La domenica il circolo resta chiuso, e Alan può dedicarsi a un altro dei suoi interessi: la modellazione dei fenomeni biologici tramite equazioni di reazione-diffusione. Nella loro forma più generale, le equazioni di reazione-diffusione possono essere scritte come ∂u/∂t − d∇2u=f (u , x , t) dove d è il coefficiente di diffusione e f(u, x, t) rappresenta il termine non omogeneo di reazione. Queste equazioni possono modellare, fra l'altro, il modo in cui due sostanze chimiche semplici possono interagire per creare strutture complesse come le macchie del manto dei leopardi, oppure il modo in cui popolazioni di animali possono crescere, soffrire carestie e diminuire di numero, o spostarsi verso territori ancora vergini. Noi ci concentreremo però su un caso più semplice, quello di una reazione-diffusione di due sostanze (che chiameremo U e V) in una sola dimensione: si pensi, come caso concreto, a due sostanze chimiche che regolano la colorazione di un singolo pelo. Modelliamo la struttura unidimensionale come una serie di loci, rappresentati come coppie di celle, in cui la prima contiene la concentrazione di U, espressa con un numero decimale fra 0 (assente) e 9 (massima concentrazione), e la seconda contiene la concentrazione di V, espressa con una lettera fra A (assente) e J (massima concentrazione). Si applicano ad ogni locus le seguenti due regole:

  1. Diffusione:se la concentrazione di una sostanza in un locus è maggiore di quella nel locus successivo, si decrementa di uno la concentrazione nel primo, e si aumenta di uno nel secondo. Questa regola non si applica all'ultimo locus (quello più a destra) della struttura.
  2. Reazione:se in un locus si trova una concentrazione di almeno 6U e non più di 3V, allora vengono consumati 3U e trasformati in 1V (ovvero: si decrementa la concentrazione di U di 3, e si aumenta quella di V di 1).
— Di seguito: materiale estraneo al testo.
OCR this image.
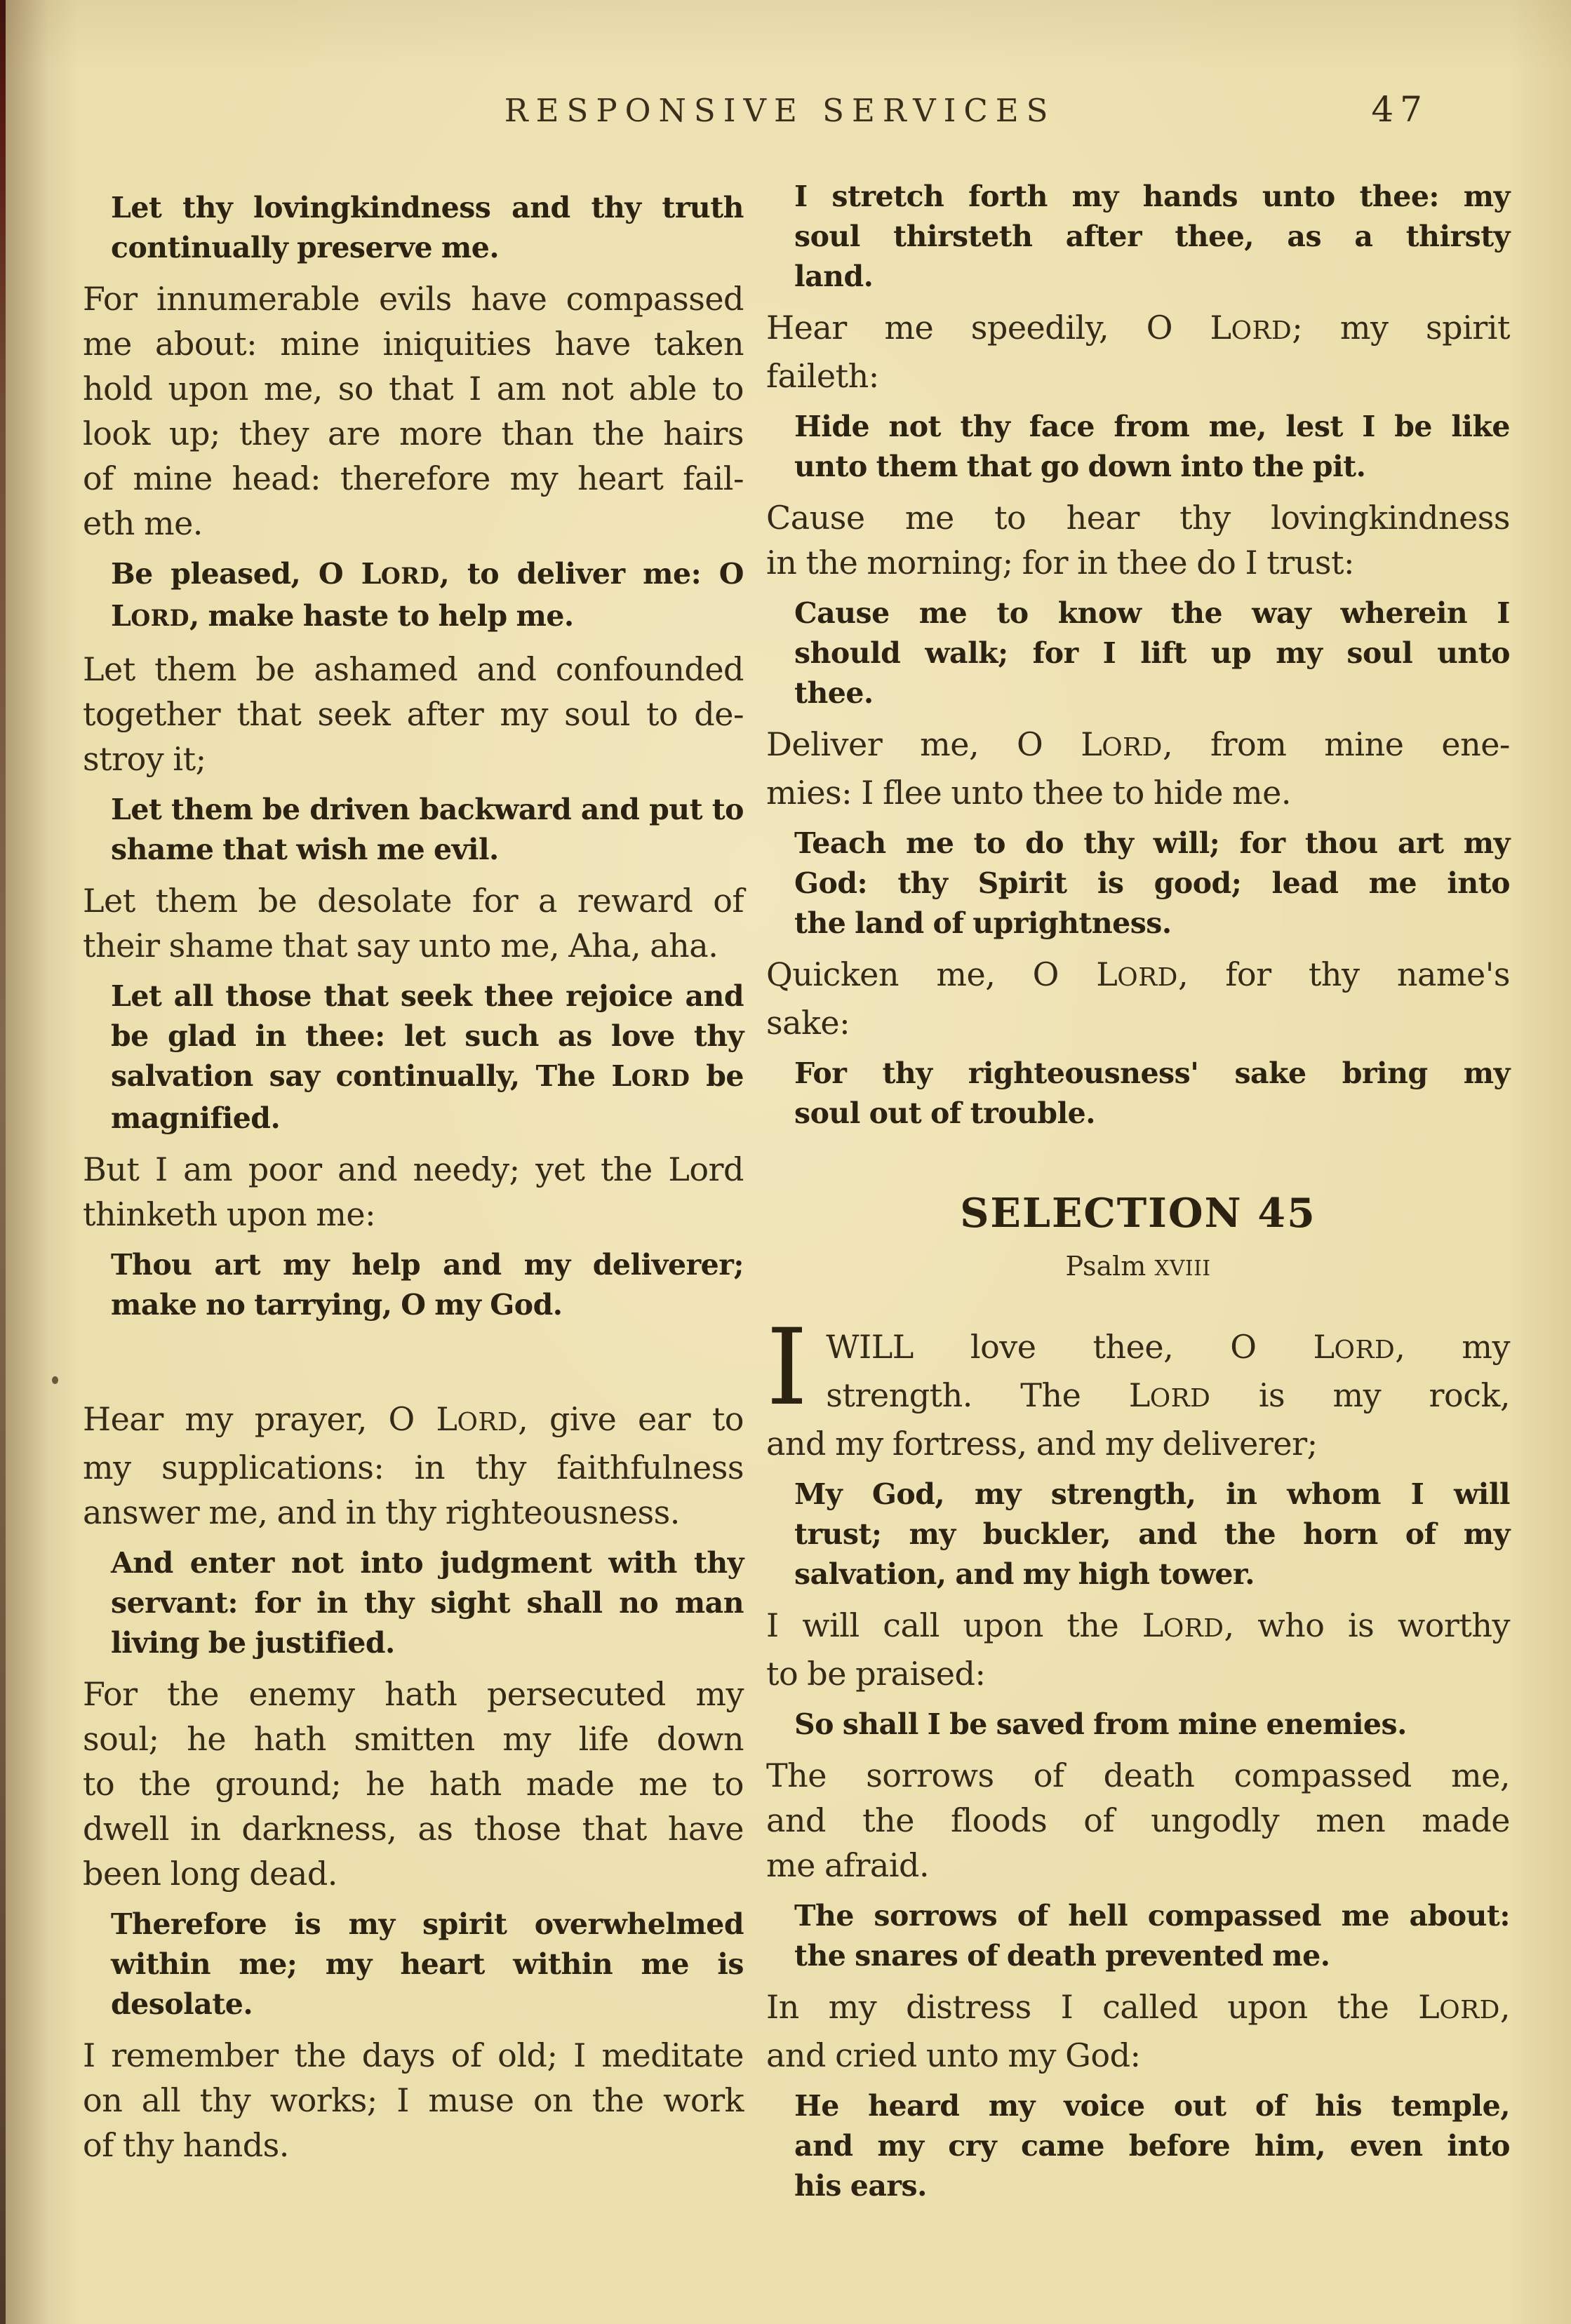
RESPONSIVE SERVICES	47
Let thy lovingkindness and thy truth
continually preserve me.
For innumerable evils have compassed
me about: mine iniquities have taken
hold upon me, so that I am not able to
look up; they are more than the hairs
of mine head: therefore my heart fail-
eth me.
Be pleased, O LORD, to deliver me: O
LORD, make haste to help me.
Let them be ashamed and confounded
together that seek after my soul to de-
stroy it;
Let them be driven backward and put to
shame that wish me evil.
Let them be desolate for a reward of
their shame that say unto me, Aha, aha.
Let all those that seek thee rejoice and
be glad in thee: let such as love thy
salvation say continually, The LORD be
magnified.
But I am poor and needy; yet the Lord
thinketh upon me:
Thou art my help and my deliverer;
make no tarrying, O my God.
Hear my prayer, O LORD, give ear to
my supplications: in thy faithfulness
answer me, and in thy righteousness.
And enter not into judgment with thy
servant: for in thy sight shall no man
living be justified.
For the enemy hath persecuted my
soul; he hath smitten my life down
to the ground; he hath made me to
dwell in darkness, as those that have
been long dead.
Therefore is my spirit overwhelmed
within me; my heart within me is
desolate.
I remember the days of old; I meditate
on all thy works; I muse on the work
of thy hands.
I stretch forth my hands unto thee: my
soul thirsteth after thee, as a thirsty
land.
Hear me speedily, O LORD; my spirit
faileth:
Hide not thy face from me, lest I be like
unto them that go down into the pit.
Cause me to hear thy lovingkindness
in the morning; for in thee do I trust:
Cause me to know the way wherein I
should walk; for I lift up my soul unto
thee.
Deliver me, O LORD, from mine ene-
mies: I flee unto thee to hide me.
Teach me to do thy will; for thou art my
God: thy Spirit is good; lead me into
the land of uprightness.
Quicken me, O LORD, for thy name's
sake:
For thy righteousness' sake bring my
soul out of trouble.
SELECTION 45
Psalm XVIII
I WILL love thee, O LORD, my
strength. The LORD is my rock,
and my fortress, and my deliverer;
My God, my strength, in whom I will
trust; my buckler, and the horn of my
salvation, and my high tower.
I will call upon the LORD, who is worthy
to be praised:
So shall I be saved from mine enemies.
The sorrows of death compassed me,
and the floods of ungodly men made
me afraid.
The sorrows of hell compassed me about:
the snares of death prevented me.
In my distress I called upon the LORD,
and cried unto my God:
He heard my voice out of his temple,
and my cry came before him, even into
his ears.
Si scriva un programma per macchina di Turing che, data sul nastro di ingresso la configurazione iniziale di una struttura, ne calcoli ripetutamente l'evoluzione, arrestandosi soltanto quando l'applicazione delle due regole sopra dette non altera la concentrazione delle sostanze già realizzata (in questo caso, si è raggiunta la configurazione finale della struttura). Esempio: Partendo dalla prima configurazione, l'applicazione delle due regole di cui sopra ad ogni passo produce la seguente sequenza di configurazioni:

5E 8A 5E 2A → 5D 4C 5D 3B → 4C 5D 4C 4C → 4C 4C 5D 4C → 4C 4C 4C 5D
L'ultima configurazione è finale, in quanto non si applica nessuna delle due regole.